A COVID-19 vaccine developed by Pfizer/BioNTech is due to be rolled out next week after being approved for use by the Medicines and Healthcare Regulatory Authority (MHRA) yesterday.
But questions remain about logistics of the vacation programme, which involves the administration of two separate injections, 28 days apart.
NHS Confederation’s primary care network (PCN) director, Ruth Rankine, told the BMJ it was unclear how national mass vaccination centres would link to primary care IT systems to ensure shared records of who has the jabs.
However, an NHS England spokesperson said: “There are well established processes for vaccination call and recall, including practice systems and the National Immunisation Management Service which NHS Digital is integrating into an end-to-end service for COVID vaccination.”
Amid the concerns, UK health tech firm Q doctor is rolling-out a vaccination booking platform with its network of 3,200 GP practices and has recently signed the Enfield Unity Primary Care Network (EUNPN).
EUPN will use Q doctor’s updated functionality to send out its first bulk flu vaccination booking appointments and is looking at it as a solution for the COVID vaccination.
WHY IT MATTERS
Britain faces a huge logistical challenge in the upcoming mass vaccination programme and a secure, effective patient booking system will be essential to its success.
THE LARGER CONTEXT
Last month, UK startup DrDoctor launched a solution which aims to streamline the vaccination booking process for NHS staff by linking the two appointments required.
Meanwhile, the MHRA has paid software company Genpact UK £1.5 million for an artificial intelligence (AI) tool that will be used to process adverse reactions to COVID vaccines in the UK.
ON THE RECORD
EUPN GP and clinical director, Dr Anita Shah, said: “We’re already seeing an increase in patient interest in the vaccine and this is only going to grow in the coming weeks.
“Our current system isn’t prepared for this and won’t be able to cope. We need to prepare for this influx of patient enquiries and bookings and we need a robust way to contact patients, send reminders, and follow up that is integrated with our IT. The booking system is going to be crucial to making sure that our whole population is vaccinated.”

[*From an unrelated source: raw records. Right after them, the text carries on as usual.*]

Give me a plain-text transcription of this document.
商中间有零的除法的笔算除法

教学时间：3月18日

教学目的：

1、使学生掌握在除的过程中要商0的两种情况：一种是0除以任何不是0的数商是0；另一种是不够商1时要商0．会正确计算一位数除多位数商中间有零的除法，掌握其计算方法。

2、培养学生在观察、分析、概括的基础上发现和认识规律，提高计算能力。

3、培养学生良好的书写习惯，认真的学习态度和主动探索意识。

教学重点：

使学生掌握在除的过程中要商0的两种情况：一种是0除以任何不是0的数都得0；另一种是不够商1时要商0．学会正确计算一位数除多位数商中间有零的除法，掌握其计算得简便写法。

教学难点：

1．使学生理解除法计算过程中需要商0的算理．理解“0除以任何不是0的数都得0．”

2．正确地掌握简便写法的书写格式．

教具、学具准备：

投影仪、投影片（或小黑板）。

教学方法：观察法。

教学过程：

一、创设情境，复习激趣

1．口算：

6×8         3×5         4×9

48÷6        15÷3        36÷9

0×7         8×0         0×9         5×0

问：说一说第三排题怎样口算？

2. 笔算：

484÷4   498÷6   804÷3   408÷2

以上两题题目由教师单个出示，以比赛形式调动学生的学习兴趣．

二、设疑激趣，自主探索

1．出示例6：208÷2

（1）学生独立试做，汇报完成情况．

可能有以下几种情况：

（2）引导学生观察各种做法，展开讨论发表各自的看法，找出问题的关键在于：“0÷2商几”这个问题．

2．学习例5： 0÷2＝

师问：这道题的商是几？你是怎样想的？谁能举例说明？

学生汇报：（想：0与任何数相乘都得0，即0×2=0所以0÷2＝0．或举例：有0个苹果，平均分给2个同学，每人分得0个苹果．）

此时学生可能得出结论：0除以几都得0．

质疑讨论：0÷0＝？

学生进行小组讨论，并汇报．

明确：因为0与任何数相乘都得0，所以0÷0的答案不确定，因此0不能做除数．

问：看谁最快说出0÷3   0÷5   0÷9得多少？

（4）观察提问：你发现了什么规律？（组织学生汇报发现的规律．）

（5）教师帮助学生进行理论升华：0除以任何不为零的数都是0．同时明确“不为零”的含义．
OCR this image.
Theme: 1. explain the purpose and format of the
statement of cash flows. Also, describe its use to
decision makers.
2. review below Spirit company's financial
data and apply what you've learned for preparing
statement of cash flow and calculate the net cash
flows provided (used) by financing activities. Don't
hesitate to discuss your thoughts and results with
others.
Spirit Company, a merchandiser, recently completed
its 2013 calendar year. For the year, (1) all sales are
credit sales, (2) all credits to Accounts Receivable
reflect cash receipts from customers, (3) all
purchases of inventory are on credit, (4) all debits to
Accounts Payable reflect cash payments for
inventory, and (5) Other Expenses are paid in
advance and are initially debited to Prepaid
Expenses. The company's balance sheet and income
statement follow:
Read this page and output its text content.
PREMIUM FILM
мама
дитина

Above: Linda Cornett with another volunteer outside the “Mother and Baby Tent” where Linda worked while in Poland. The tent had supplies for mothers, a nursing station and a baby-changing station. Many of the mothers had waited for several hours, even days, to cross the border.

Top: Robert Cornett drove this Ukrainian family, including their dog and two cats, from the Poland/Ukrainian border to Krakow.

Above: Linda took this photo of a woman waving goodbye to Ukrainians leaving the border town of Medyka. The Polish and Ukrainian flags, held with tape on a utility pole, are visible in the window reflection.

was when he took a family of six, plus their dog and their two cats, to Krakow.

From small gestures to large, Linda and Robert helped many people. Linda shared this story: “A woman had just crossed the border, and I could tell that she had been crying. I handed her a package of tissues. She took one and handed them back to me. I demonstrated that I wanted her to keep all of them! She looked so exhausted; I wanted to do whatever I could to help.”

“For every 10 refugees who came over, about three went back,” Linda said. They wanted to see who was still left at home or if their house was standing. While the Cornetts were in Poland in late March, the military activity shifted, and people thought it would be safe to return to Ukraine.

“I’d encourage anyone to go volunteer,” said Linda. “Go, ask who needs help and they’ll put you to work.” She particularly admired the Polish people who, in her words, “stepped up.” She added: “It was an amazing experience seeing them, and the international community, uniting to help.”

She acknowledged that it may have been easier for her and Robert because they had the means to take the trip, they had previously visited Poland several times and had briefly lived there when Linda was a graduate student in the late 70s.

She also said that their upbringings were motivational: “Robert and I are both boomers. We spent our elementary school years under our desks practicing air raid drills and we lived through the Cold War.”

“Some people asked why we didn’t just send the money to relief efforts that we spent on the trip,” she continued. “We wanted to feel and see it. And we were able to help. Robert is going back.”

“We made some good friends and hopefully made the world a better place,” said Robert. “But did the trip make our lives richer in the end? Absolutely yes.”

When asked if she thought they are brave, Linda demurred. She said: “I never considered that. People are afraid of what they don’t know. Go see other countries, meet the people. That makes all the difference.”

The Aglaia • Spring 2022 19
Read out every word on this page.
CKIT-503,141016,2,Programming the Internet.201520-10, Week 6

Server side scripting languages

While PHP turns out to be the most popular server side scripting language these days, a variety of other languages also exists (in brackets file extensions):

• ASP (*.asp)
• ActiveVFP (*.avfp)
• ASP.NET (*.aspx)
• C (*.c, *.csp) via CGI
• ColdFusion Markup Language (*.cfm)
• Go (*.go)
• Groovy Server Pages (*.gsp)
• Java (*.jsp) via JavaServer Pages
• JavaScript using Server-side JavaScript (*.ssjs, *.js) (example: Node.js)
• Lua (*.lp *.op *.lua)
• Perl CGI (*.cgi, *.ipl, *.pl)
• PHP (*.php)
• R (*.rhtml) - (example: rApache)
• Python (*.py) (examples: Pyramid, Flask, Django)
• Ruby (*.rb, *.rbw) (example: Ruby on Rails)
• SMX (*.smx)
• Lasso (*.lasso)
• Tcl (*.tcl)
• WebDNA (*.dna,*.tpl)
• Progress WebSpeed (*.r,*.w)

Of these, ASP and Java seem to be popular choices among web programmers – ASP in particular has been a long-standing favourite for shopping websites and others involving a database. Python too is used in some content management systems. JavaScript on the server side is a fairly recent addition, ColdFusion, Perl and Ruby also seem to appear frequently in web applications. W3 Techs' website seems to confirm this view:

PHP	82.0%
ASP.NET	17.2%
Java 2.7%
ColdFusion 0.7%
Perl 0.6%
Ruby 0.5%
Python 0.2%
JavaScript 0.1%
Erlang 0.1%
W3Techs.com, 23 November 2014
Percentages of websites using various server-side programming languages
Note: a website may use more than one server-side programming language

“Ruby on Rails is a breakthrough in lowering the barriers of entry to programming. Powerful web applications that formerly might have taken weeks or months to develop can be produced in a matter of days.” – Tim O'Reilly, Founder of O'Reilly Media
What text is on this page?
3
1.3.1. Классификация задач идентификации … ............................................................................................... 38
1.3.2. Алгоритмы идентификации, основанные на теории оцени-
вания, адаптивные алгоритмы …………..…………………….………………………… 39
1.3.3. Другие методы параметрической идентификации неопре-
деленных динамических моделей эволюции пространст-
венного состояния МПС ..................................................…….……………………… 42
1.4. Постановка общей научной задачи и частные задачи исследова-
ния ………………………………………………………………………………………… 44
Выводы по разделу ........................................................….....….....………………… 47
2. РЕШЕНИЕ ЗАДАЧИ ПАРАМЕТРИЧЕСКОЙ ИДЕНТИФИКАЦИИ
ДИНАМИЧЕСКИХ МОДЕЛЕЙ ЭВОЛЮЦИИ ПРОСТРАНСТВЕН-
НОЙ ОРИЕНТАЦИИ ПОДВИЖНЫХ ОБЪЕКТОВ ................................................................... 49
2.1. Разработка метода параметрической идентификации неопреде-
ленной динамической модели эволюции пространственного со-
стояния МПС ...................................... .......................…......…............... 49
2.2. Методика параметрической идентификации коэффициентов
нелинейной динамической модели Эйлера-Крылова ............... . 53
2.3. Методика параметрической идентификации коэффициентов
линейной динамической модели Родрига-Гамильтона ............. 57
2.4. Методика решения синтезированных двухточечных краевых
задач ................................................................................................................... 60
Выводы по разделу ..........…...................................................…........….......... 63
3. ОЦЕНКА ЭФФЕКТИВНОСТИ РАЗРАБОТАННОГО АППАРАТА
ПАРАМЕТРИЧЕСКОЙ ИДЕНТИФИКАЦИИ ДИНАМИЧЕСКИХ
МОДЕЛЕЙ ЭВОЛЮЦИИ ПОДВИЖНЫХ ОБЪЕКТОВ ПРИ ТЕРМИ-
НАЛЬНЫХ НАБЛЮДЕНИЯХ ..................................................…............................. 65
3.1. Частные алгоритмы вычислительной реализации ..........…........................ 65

Q doctor chief medical officer, Sumithra Sukumar, said: “The number of patient contacts (compared to a similar time last year) has increased. This, combined with the newly emerging data regarding the successful trials of a usable vaccine, means it has never been more important to have a viable, adaptable, secure and easy to use booking system to ensure patients are able to access the vaccination programs as they are rolled-out nationally.”